With the Paris Agreement’s ambition of limiting climate change to well below 2°C and possibly even below 1.5°C, carbon dioxide removal technologies (CDRs) have moved into the limelight of discussions in climate science and policy. Carbon dioxide removal refers to the intentional removal of CO2 from the atmosphere. A wide range of technologies can be used in this effort, from planting trees and enhancing soil carbon, to combusting biomass, capturing the emissions and storing it in reservoirs (see Definitions). Despite several assessments of CDRs, the current knowledge on CDRs is still diffuse and incomplete, but also growing fast.
This website is dedicated to the assessment of carbon dioxide removal (CDR) technologies. CDR has become an integral part of solution portfolios that limit global warming well below 2°C in accordance with the Paris Agreement. Yet, our knowledge of these technologies is scattered around thousands of scientific publications. This website reports on efforts to synthesize the available knowledge on different CDR technologies. The project currently involves about 20 researchers from more than 10 institutions.
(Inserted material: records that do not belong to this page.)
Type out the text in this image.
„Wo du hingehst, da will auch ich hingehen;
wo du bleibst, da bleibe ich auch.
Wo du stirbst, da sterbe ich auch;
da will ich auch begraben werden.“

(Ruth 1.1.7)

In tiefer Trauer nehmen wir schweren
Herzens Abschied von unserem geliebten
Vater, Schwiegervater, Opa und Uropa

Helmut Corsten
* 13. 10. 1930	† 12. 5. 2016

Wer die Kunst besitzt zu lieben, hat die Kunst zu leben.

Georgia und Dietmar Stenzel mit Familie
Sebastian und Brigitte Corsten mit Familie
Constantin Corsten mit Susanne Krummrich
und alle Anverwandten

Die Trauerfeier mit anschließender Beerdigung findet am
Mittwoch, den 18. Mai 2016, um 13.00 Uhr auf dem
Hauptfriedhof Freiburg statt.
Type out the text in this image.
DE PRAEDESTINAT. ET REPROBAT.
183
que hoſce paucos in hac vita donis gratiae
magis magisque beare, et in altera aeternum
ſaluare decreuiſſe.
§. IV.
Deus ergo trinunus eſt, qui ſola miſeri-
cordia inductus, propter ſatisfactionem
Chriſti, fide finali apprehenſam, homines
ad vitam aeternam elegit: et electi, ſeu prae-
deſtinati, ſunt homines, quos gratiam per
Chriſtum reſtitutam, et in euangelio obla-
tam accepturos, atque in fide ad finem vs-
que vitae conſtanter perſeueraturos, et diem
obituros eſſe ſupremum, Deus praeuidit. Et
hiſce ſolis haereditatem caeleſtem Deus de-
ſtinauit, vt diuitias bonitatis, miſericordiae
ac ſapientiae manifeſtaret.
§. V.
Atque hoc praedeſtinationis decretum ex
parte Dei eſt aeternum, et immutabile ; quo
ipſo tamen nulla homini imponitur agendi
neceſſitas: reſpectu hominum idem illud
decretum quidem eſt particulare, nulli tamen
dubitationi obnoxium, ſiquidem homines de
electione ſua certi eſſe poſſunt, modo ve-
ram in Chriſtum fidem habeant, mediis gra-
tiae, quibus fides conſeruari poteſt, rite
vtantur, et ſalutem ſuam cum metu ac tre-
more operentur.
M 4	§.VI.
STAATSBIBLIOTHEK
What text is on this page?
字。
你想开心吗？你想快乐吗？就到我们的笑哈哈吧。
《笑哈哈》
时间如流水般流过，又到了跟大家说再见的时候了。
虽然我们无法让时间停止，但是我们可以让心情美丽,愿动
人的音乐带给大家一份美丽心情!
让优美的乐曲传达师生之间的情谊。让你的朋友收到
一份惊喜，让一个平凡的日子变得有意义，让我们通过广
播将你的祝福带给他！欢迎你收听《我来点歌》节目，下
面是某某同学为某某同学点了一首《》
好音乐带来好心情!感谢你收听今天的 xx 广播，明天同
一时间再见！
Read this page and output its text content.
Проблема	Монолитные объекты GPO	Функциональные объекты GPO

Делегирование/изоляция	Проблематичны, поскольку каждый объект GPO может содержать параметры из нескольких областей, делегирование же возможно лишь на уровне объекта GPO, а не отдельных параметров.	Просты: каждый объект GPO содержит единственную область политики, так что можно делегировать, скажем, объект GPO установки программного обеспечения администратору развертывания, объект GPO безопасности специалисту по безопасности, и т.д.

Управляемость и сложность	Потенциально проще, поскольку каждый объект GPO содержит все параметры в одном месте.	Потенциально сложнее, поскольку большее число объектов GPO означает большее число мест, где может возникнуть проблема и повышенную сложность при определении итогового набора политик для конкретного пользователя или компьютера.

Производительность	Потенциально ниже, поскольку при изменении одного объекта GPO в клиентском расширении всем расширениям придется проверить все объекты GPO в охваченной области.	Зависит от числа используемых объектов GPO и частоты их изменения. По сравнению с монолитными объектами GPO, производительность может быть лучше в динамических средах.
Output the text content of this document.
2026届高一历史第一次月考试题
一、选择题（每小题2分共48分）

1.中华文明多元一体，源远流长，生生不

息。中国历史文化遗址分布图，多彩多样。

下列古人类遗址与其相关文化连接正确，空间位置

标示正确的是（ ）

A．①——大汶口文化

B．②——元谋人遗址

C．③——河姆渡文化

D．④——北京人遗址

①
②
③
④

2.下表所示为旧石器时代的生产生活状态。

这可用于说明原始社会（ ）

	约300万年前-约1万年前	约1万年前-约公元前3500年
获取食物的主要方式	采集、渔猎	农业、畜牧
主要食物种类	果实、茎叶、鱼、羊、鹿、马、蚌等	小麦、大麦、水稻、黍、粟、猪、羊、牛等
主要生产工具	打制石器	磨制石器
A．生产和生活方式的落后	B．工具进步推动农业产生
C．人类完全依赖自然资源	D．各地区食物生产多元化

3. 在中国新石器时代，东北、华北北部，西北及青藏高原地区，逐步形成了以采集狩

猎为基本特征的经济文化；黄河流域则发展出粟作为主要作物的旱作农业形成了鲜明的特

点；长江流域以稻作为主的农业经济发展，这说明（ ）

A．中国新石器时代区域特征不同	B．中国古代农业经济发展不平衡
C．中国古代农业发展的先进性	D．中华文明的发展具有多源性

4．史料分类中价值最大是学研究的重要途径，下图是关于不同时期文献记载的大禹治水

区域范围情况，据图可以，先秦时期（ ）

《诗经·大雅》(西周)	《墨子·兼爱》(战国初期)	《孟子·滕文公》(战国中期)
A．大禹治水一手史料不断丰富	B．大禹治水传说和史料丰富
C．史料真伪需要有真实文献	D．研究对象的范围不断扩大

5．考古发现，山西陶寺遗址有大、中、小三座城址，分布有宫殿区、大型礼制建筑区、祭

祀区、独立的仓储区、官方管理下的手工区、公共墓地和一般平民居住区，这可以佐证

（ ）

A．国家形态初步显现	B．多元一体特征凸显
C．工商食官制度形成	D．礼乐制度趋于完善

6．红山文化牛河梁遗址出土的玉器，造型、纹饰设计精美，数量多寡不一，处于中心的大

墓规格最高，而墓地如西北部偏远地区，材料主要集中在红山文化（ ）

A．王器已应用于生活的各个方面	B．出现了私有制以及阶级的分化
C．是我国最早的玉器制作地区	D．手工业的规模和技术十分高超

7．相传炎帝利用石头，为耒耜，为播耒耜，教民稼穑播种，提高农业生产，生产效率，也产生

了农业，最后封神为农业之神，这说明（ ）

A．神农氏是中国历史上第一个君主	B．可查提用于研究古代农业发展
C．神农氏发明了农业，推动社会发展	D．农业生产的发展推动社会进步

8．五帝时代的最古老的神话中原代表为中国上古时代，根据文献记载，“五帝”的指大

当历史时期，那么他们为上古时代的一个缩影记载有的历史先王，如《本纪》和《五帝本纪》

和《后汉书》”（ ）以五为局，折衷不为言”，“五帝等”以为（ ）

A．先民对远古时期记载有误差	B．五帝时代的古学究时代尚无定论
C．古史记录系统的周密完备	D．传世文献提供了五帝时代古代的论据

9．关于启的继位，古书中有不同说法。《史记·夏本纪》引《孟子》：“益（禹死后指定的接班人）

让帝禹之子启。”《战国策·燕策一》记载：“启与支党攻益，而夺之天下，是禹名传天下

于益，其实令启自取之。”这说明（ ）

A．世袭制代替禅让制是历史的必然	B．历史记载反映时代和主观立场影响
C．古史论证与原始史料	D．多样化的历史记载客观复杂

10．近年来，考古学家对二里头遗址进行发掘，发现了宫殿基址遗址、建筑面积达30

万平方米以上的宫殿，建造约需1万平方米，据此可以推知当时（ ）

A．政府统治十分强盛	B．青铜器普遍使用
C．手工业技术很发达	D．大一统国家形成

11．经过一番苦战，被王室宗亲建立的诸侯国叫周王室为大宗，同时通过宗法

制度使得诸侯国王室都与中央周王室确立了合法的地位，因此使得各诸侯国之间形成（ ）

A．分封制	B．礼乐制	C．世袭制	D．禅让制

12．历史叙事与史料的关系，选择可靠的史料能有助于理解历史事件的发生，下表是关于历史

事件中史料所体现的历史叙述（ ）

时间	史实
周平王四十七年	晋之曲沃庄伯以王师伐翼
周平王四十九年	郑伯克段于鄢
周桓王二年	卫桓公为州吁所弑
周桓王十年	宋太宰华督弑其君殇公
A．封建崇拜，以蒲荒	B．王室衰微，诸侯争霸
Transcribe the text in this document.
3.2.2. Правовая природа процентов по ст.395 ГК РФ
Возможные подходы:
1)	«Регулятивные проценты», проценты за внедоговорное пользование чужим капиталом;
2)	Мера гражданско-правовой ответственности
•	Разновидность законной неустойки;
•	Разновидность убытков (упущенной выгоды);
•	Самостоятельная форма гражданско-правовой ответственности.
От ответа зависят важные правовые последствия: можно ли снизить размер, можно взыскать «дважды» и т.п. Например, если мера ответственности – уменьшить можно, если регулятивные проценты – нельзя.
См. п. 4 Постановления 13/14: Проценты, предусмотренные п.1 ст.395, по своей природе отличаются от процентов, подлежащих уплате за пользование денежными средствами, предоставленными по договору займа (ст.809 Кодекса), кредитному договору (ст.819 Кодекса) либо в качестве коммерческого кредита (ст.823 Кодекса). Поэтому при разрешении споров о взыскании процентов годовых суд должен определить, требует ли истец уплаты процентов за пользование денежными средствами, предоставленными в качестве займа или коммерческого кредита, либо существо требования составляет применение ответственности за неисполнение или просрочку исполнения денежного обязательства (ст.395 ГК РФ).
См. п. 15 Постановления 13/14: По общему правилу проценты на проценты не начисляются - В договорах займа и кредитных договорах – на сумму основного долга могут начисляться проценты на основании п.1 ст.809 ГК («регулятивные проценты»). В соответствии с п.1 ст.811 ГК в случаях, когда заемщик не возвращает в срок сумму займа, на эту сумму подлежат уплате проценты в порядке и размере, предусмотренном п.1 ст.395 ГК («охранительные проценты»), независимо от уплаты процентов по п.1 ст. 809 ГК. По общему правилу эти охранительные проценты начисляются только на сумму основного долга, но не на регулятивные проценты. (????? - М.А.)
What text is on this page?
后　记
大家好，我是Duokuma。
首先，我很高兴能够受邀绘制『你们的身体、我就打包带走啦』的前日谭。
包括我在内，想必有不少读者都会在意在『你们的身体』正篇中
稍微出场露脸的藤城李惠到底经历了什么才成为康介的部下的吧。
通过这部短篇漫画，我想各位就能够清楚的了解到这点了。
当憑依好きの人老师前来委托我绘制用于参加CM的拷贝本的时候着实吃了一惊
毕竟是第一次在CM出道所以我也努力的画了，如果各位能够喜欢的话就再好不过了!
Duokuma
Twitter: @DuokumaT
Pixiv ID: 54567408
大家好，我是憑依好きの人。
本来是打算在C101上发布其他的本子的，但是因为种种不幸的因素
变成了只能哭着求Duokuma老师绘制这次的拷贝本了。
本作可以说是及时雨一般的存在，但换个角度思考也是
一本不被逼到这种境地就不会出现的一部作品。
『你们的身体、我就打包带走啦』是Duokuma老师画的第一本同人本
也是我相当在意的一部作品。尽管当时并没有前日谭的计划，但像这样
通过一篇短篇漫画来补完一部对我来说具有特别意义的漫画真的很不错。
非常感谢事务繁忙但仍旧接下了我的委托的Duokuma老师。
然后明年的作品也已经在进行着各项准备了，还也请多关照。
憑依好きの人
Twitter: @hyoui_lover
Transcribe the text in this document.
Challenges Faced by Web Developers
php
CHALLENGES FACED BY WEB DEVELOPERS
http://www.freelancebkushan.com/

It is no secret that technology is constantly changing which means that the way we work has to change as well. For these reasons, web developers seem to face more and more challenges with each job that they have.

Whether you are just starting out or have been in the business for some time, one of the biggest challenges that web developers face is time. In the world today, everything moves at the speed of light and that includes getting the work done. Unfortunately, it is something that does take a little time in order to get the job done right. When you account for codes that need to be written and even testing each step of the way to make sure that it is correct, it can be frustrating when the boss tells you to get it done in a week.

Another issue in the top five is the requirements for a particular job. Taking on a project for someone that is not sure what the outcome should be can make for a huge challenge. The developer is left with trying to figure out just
This website is also dedicated to systematic approaches for evidence synthesis acknowledging that learning requires a formal research on research results. This is paramount in order to spend limited funding resources efficiently and provide policymakers with robust scientific evidence. Hence, results presented on this website are from projects that follow transparent procedure for the identification, selection and assessment of CDR technologies. Current evidence is not from full-fledged systematic reviews, but we work towards presenting such evidence in the future.